Esta vez parece que por fin sí. Una amplia y transversal mayoría ha dado carta de naturaleza en el Congreso de los Diputados a la ley que permitirá morir dignamente en España. Seguro que el texto es mejorable. Se podría haber afinado más aquí, allá o acullá. Eso oigo, pero después de los años que llevamos esperando algo tan necesario y, al tiempo, tan humano, no me voy a meter en los decimales. Toca celebrar que haya imperado la sensatez para abrir un camino que termine con la despiadada obligación de mantener respirando a quien por decisión consciente presente o anticipada ni quiere ni puede seguir padeciendo una existencia vegetal.

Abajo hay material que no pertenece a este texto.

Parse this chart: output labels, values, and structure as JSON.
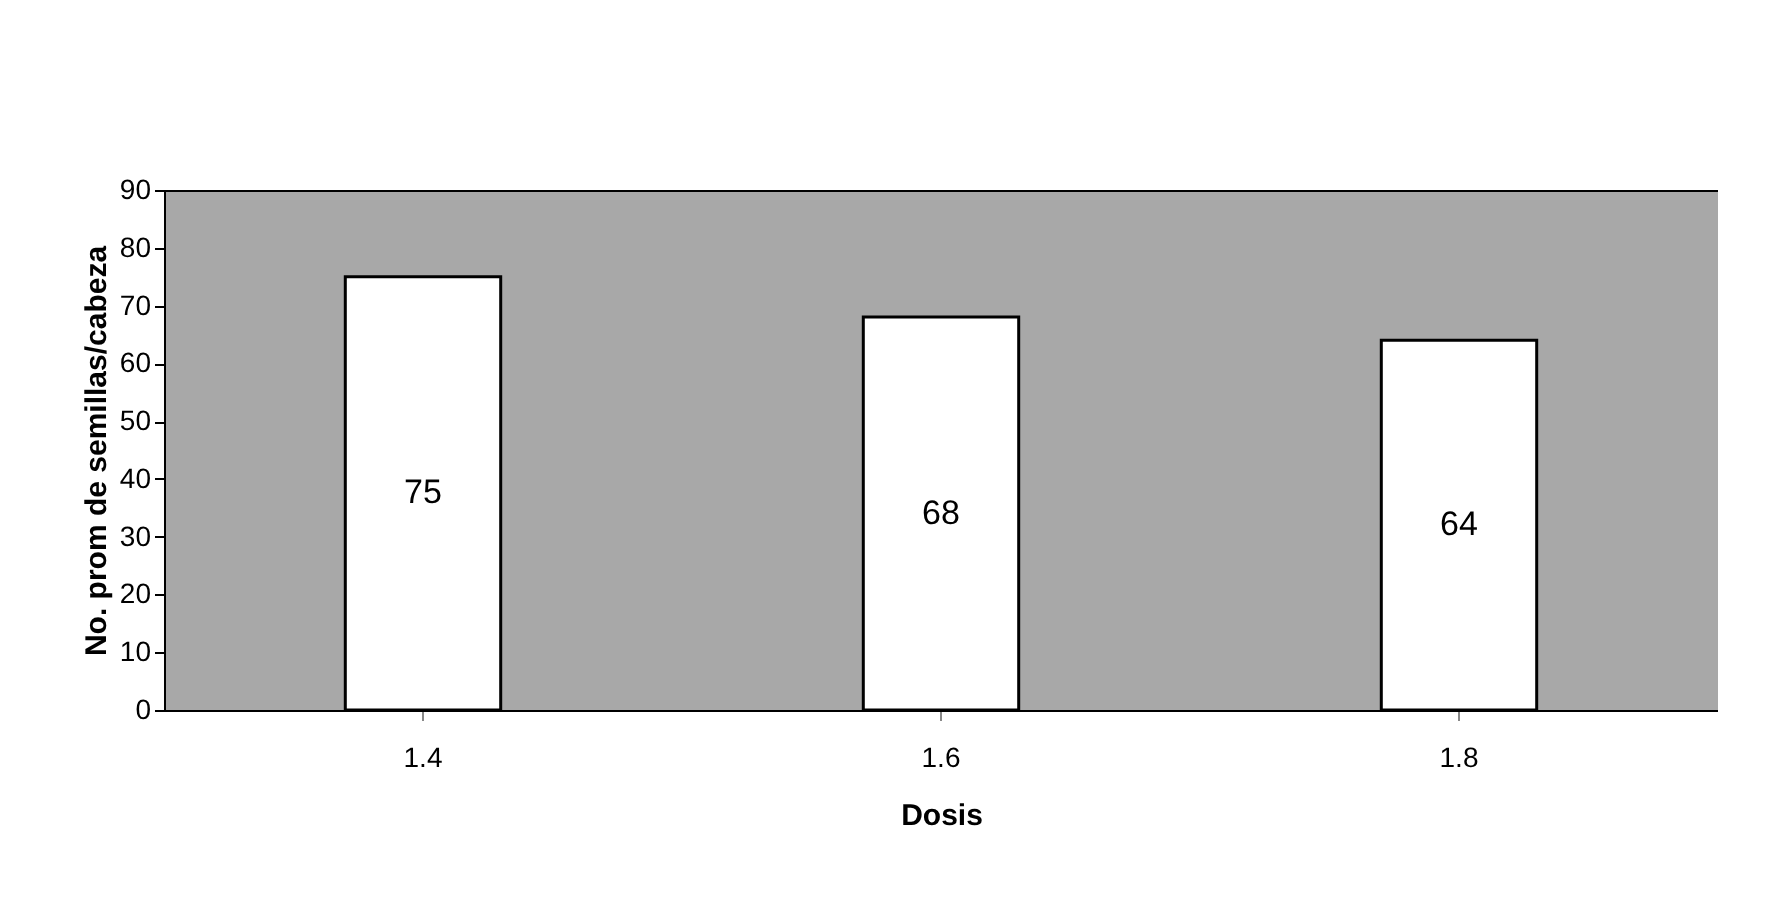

Y no. En ningún caso se trata de barra libre para quitarse de en medio a los mayores que nos sobran ni para bajarnos en marcha de la vida porque estemos pasando por un bache. Basta leer las líneas básicas del texto para comprender que el proceso estipulado es absolutamente garantista. Antes de que se lleve a cabo una eutanasia, hay que completar una buena cantidad de requisitos, siempre bajo la tutela médica. Se libera de tal labor, por cierto, a los facultativos que por motivos de conciencia no quieran participar. Por más ladridos cavernarios que escuchemos, la realidad última es que la norma recoge lo que hace mucho está en la calle más allá de siglas políticas.